Total amount of DBH excludes the profit-sharing from Bojonegoro’s 4,5% participating interest on Blok Cepu operation. The profit-sharing of PI has been flowing into PT Surya Energi Raya, a financer of PI, owned by Surya Palloh, partnership with the PT Asri Dharma Sejahtera, Bojonegoro owned enterprise as the PI shareholder. Bojonegoro will get the profit-sharing of it’s PI fully after the “loan” from PT SER being paid off, and it is projected to be met after the peak production. This mechanism has been controversial because it embroils an alleged collusion. It has challanged Bojonegoro to reform (renegosiate) the mechanism.
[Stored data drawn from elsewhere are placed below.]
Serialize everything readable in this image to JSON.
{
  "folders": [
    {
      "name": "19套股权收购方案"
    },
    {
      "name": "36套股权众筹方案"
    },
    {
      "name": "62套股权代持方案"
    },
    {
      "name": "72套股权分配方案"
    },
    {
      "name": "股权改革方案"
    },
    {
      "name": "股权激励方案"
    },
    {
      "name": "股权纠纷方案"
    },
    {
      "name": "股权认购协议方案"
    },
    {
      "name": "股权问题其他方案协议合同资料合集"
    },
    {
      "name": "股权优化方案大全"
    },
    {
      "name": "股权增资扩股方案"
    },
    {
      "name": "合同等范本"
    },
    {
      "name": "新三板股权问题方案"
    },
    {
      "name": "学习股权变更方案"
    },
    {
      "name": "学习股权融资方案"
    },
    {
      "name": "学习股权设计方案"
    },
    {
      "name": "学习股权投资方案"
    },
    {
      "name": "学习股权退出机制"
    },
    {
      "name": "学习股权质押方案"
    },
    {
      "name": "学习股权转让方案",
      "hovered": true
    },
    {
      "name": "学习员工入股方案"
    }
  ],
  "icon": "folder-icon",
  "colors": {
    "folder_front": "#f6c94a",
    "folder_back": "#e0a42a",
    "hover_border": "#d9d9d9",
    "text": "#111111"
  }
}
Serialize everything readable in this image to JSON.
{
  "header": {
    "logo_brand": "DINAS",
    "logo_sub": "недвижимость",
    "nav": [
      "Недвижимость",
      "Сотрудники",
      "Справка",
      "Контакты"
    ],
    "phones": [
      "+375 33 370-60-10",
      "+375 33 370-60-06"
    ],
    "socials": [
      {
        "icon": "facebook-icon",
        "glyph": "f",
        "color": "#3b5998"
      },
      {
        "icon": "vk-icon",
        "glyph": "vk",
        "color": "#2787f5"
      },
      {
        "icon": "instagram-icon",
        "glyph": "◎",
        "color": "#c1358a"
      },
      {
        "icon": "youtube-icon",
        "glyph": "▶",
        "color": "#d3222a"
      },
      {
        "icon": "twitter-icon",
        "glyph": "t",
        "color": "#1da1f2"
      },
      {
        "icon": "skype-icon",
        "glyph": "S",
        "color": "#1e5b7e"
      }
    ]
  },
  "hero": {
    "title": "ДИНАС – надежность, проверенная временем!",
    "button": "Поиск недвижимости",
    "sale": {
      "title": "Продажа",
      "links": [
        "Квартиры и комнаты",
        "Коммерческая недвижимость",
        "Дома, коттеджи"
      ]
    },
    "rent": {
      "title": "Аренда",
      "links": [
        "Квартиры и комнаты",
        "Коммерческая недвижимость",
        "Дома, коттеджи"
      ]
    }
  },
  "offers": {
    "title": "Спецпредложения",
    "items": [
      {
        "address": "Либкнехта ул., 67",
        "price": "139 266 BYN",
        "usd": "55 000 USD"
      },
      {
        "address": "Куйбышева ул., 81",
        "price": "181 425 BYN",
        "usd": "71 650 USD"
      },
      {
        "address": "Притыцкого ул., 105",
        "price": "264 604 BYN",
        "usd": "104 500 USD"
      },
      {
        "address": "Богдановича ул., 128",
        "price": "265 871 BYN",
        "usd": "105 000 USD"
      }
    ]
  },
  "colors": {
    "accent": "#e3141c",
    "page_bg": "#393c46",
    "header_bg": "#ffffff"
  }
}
Recently, a civil society organization insists the Corruption Eradication Corruption (KPK) to investigate the mechanism.
Regardless of the case, when Bojonegoro acquires the profit-sharing of PI fully, and total revenue from oil and gas will be far higher, it challenges Bojonegoro to manage the revenue sustainably. How to save it and how to transform it into economic diversification?
Considering the volatility of the oil price, Bojonegoro has been initiating the petroleum fund (one of the sovereign wealth fund mechanism) to stabilize it’s budget and expenditure in long-term as the strategy for escaping from resource curse. Total profit-sharing from PI and some of the revenue-sharing will be saved and invested to avoid over expenditures. The profit from it will be prioritized for the human development.
This is a strategy to safeguard the “blessing” kept on a virtue, especially for the future generation. The draft of local regulation on this mechanism is in under review now. It will be the first mechanism of sub-national petroleum fund in the world—in the context of the unitary state. The petroleum fund is one of the points that is considered in the revision of oil and gas law No. 22/2001, particularly in the revision-draft that is proposed by the civil society.
It is interesting to track the initiative: how the stakeholders consider the oil and gas revenue and the petroleum fund, how they articulate their considerations, what aspects they take in to account in arranging the mechanism, both in sub- and national level.